I turn away from the woods.
I’m just on edge because of the anniversary. Because today is the day Nina and her family were killed. Well, tonight is. It’s the night I found out I was pregnant with Lev’s baby. The night I’d gone to her house for help when she slipped that flash drive into my hand and made me leave, made me promise not to come back until she called me.
She never did call.
The house burned down that night, and three charred bodies were found inside. Foul play. Arson. Bullets.
“What do you say, Katie?”
I give a shake of my head. Katie. Sometimes I forget to answer to it.
“I’m sorry?” I ask.
“Why don’t you and Josh come over for dinner next week on Friday? It’s Emma’s half-birthday, and we’re getting a cake,” Emma’s dad, Luke Foreman, says. He’s a nice guy. In his mid-forties, he lost his wife early to cancer.
“Can we, Mommy?” Josh asks. He tugs on my hand, and I lean down. He raises his eyebrows and leans in close. “There’s cake,” he whispers loudly.
Luke smiles and winks at me when I straighten. “Sounds great,” I say, although I need to be careful not to give Luke the wrong idea. He asked me out to dinner a while back, and I told him it was against school policy to date a parent, which wasn’t a lie, but it wasn’t the only reason. After everything that happened, I haven’t really been interested in anyone. Just keeping myself and Josh safe is my priority because I’m not sure if Lev or the men he works with have found out that I was there that night. That I have the flash drive they were looking for. That I know they killed Nina’s family.

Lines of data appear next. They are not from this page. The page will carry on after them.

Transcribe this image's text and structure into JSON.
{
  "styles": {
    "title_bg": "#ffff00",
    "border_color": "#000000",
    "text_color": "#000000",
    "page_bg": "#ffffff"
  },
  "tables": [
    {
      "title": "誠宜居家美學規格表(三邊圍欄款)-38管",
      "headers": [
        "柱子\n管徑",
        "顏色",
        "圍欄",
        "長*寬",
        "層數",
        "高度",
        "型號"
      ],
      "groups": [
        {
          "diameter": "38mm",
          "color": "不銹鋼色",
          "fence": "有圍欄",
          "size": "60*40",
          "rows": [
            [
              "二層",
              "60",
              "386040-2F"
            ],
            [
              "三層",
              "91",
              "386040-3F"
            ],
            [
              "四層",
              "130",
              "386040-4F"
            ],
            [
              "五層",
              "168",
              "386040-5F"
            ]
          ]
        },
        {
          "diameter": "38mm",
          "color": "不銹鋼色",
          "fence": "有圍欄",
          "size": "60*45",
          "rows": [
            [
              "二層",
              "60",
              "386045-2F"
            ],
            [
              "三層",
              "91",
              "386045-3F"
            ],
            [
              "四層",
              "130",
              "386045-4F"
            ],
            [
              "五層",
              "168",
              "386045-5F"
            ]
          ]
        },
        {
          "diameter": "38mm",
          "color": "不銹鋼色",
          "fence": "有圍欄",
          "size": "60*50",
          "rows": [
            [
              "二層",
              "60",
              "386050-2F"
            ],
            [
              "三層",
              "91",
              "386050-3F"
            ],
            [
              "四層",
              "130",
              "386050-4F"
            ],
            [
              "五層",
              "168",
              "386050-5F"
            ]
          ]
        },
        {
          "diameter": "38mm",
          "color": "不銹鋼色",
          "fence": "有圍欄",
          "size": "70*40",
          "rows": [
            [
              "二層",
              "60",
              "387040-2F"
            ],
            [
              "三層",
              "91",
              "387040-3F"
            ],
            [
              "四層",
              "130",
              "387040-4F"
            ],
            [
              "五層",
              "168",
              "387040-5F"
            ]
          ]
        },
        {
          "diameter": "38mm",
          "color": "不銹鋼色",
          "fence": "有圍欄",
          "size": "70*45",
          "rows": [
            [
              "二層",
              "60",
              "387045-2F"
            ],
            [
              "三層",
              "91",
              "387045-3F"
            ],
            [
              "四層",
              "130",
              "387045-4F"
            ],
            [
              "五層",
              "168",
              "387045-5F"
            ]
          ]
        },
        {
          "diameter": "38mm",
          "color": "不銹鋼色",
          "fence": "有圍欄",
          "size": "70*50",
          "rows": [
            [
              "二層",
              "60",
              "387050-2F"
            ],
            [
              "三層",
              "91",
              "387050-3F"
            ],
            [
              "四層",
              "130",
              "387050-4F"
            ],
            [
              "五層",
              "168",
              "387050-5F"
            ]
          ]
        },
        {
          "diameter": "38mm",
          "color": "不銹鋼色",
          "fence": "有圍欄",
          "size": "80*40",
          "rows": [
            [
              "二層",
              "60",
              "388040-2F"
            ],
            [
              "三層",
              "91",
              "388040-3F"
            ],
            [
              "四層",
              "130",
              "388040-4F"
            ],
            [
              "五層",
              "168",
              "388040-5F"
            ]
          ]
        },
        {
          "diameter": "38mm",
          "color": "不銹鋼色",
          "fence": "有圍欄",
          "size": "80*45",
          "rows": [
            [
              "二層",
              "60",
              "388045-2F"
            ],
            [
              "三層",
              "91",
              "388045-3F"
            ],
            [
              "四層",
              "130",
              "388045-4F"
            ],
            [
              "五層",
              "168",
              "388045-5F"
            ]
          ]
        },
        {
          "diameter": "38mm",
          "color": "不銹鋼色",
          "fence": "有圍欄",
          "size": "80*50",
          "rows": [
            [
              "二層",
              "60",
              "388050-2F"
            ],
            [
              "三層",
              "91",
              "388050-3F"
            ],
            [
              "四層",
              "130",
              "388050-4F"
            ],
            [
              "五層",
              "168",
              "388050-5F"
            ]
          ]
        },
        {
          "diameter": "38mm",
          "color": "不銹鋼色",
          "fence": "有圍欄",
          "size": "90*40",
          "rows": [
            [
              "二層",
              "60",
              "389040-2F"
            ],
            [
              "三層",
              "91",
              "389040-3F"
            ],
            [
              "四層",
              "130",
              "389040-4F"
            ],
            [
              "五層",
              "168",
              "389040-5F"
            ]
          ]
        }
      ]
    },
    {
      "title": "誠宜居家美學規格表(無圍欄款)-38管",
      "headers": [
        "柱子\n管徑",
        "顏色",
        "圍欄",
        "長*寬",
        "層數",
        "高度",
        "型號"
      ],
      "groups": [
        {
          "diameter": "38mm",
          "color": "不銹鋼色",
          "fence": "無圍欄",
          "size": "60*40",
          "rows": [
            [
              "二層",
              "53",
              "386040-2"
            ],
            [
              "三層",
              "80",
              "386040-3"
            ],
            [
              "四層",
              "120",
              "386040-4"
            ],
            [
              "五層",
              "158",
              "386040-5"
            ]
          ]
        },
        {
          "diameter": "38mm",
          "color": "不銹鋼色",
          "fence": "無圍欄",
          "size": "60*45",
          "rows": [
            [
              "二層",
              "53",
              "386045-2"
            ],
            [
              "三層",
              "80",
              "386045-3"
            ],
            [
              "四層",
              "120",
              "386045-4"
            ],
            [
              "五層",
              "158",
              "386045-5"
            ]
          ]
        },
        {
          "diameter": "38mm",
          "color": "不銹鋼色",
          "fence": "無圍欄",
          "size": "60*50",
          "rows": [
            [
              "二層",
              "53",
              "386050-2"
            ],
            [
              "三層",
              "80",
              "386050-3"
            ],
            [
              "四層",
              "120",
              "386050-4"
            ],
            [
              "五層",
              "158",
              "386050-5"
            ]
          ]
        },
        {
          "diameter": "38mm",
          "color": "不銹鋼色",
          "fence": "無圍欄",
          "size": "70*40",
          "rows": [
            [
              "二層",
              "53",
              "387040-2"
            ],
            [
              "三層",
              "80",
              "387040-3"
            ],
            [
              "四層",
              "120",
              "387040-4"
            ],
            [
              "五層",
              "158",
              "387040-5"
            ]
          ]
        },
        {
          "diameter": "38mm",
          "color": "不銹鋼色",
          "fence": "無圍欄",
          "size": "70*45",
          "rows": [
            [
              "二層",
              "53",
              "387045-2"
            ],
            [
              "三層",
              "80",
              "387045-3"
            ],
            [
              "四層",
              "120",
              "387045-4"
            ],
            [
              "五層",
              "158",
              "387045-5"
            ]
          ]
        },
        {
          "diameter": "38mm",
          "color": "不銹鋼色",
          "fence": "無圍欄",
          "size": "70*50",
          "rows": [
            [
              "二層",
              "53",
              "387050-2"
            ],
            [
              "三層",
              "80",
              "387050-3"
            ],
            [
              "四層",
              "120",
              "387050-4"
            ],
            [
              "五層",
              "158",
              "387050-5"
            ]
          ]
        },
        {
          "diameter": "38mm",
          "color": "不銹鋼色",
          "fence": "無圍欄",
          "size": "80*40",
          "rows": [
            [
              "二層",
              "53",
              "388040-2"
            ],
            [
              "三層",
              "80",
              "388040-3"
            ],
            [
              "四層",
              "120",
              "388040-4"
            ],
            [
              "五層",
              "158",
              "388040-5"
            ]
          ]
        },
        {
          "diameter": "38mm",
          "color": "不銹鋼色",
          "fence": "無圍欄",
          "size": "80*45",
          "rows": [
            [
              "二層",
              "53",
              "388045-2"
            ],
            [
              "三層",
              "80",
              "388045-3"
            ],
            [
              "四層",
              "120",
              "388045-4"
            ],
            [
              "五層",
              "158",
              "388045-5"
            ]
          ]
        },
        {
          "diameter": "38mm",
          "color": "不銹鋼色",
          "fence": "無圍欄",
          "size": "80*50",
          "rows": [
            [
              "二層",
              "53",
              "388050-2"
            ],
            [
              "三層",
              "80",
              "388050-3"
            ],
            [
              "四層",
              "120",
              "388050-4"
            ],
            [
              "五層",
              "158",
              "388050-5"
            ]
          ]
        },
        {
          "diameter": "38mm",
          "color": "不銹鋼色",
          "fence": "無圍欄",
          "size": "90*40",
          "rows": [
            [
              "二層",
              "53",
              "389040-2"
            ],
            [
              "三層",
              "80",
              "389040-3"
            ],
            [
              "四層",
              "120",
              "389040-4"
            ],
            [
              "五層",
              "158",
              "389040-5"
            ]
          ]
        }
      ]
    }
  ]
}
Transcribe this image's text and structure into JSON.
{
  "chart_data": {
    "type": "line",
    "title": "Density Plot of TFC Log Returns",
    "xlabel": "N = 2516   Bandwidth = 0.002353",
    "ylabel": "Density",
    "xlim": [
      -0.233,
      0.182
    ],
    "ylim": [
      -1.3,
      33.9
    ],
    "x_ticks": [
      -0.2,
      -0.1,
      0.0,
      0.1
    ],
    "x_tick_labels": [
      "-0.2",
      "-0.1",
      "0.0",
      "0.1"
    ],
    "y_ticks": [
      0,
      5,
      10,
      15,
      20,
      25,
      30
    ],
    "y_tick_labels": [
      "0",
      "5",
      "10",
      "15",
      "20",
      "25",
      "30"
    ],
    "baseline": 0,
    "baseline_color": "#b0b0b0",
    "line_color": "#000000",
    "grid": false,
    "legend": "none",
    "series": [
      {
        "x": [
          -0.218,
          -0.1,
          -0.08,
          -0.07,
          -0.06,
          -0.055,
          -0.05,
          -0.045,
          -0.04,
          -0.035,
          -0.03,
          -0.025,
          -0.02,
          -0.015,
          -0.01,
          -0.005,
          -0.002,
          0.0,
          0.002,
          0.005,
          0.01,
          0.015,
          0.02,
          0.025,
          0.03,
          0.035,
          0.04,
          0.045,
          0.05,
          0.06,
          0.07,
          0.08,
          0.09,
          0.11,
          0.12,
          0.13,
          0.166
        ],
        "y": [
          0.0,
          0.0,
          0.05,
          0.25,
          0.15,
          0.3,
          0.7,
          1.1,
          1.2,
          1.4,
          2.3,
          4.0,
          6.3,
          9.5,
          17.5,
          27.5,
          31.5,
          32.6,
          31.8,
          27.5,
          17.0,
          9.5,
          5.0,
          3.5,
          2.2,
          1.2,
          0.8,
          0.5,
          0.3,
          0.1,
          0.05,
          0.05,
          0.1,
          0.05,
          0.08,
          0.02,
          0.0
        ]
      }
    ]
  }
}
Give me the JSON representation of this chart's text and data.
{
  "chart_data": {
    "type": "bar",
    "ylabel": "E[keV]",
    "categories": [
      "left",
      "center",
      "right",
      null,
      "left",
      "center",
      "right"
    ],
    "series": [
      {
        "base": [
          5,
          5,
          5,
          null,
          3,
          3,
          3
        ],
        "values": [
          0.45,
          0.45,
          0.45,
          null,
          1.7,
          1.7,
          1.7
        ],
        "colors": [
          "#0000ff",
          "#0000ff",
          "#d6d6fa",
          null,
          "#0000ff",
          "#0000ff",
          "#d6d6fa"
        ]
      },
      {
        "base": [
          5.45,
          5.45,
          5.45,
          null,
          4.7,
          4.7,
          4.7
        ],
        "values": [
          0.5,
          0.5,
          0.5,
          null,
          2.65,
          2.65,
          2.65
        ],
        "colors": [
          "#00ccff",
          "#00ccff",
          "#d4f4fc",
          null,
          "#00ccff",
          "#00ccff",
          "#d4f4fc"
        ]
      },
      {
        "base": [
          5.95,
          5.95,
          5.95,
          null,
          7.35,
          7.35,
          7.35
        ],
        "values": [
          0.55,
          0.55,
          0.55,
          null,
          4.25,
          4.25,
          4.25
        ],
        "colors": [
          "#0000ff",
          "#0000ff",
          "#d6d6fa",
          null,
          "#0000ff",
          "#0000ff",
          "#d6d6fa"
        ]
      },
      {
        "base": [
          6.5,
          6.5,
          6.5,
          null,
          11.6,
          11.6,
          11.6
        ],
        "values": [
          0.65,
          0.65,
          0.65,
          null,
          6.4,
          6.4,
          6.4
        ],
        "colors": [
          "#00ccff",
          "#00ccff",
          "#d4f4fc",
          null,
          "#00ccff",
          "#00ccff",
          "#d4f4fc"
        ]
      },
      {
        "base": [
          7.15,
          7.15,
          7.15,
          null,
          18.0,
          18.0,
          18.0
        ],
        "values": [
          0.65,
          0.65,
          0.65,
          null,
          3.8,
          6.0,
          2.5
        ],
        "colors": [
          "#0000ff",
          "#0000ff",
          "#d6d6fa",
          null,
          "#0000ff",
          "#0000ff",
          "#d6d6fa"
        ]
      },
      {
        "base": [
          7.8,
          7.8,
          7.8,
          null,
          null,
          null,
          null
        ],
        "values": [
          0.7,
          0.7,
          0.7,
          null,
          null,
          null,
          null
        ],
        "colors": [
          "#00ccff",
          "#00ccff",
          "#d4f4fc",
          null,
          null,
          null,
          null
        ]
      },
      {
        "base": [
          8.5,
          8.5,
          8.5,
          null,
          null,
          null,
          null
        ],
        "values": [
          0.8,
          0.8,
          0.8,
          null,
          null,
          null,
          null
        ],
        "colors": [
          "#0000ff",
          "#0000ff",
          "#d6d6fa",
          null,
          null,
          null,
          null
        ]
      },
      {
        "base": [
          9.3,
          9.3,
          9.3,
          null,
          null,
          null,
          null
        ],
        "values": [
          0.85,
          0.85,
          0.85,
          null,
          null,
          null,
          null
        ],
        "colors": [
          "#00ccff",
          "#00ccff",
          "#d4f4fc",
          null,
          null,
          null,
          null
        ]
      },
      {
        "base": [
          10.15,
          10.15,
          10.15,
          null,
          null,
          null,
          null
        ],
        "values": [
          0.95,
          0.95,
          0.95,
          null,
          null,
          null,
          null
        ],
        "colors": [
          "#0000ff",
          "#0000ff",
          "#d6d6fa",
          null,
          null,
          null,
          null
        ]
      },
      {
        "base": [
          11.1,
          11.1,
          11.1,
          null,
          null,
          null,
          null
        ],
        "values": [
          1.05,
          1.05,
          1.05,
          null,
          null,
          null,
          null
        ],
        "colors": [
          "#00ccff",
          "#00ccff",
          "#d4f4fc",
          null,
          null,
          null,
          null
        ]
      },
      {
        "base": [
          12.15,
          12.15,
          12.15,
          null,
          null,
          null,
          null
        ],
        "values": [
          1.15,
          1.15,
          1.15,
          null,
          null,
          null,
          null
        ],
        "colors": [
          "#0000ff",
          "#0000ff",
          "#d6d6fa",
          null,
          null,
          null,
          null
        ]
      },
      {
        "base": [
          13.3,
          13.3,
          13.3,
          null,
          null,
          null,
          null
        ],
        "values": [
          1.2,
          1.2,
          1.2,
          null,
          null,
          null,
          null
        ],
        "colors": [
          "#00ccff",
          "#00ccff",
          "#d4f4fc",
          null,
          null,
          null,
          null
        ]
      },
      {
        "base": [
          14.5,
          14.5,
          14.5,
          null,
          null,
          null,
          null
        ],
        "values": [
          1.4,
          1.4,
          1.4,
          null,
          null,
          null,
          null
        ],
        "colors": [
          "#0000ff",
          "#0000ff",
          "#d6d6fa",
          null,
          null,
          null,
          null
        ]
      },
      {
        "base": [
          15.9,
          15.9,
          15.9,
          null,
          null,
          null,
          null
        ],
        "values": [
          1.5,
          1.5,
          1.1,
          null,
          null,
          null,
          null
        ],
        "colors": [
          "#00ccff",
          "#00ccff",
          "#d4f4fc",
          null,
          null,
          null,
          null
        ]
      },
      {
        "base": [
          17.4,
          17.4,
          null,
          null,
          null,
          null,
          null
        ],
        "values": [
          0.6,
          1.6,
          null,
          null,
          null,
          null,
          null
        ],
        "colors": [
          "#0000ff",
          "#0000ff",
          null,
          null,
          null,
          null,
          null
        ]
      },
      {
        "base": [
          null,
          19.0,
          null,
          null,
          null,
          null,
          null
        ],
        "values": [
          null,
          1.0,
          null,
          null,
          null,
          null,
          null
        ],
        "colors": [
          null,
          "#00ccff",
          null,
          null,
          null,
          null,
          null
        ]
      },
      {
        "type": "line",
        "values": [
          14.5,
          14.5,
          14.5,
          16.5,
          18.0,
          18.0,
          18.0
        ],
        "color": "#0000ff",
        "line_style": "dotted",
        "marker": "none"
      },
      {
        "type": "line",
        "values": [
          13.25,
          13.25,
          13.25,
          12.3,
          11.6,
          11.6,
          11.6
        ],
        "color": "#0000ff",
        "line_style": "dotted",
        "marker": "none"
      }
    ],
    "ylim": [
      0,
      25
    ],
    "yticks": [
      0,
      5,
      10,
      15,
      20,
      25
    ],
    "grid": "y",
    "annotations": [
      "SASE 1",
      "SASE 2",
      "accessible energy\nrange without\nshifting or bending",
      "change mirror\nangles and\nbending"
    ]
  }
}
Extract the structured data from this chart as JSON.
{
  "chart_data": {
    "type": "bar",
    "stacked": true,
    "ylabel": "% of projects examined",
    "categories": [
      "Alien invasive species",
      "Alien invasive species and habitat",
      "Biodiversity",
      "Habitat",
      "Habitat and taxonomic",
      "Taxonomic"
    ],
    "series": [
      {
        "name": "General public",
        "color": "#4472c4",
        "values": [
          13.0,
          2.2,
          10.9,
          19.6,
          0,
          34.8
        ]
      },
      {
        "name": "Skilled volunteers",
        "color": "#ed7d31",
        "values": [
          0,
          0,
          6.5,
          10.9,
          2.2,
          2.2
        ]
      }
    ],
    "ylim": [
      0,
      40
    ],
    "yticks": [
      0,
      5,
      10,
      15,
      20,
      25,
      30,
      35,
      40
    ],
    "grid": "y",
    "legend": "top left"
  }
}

But I’m not taking any chances. I can’t because it’s not just my life at stake now. I won’t let anything happen to my baby and that includes losing me. Because I know what happens when you’re alone in the world. I know the monsters that prey on those weaker than them, and I will not allow monsters into Josh’s life.
And besides, I’m not interested in Luke as anything more than a friend. Since Lev, I haven’t been interested in anyone.